He hasn’t been the only star in the news (in the past week) for taking advantage of others. Rapper, Lil’ Boosie faces backlash for suggesting that he was going to bring a prostitute to perform oral sex on his 13 year old son as part of the boy’s birthday proceedings – a decision the rapper vigorously defends as helping his son become a man.

Rick Ross recently went on public radio and stated that he cannot hire a female rapper to his label because he would have to have sex with her to get his “money’s worth” from said rapper. In 2017!!!
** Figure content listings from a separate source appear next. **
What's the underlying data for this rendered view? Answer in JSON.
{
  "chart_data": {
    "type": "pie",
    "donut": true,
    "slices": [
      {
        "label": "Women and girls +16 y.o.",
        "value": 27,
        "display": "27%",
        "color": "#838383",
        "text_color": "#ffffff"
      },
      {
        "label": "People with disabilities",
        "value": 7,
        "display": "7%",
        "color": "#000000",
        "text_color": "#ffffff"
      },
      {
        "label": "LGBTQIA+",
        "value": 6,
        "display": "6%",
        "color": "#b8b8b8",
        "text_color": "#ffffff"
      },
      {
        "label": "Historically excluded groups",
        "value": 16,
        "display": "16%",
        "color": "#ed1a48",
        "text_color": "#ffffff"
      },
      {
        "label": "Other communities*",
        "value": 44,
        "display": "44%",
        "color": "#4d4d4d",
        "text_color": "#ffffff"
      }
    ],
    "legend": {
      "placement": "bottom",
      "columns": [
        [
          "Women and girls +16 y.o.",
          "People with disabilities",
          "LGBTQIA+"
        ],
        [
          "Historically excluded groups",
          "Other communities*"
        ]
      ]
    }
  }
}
Tyrese has spent the last half decade trying to shame women for having sex while hiring women to sexualise themselves in his music videos as a way to sell records. Bill Cosby spent 35 years raping women and using his influence to silence them when they tried to get justice. Olakunle Churchhill allegedly beat Tonto Dike and got her to buy things and pass them off as gifts from him. We could go on and on and on.

In light of all these – and let’s not even open a chapter on against R.Kelly and the physical assault that has characterised Chris Brown‘s public persona – there’s no denying that too many high profile black men in entertainment feel entitled to the time, the bodies and the very lives of their fans, simply because they are famous. They seem to not care that their actions have very real world consequences and the victims of their actions have to live with this for the rest of their lives.

It’ll be silly to think that these kinds of things are not happening behind the scenes in the Nigerian entertainment industry, where our highly patriarchal society forgives a lot of crimes against women and minors. But at least the earlier we start to address them, the less likely this kind of behavior will persist.

Fame does not guarantee you access to a person’s body. Nothing guarantees you access to anyone’s body other than consent.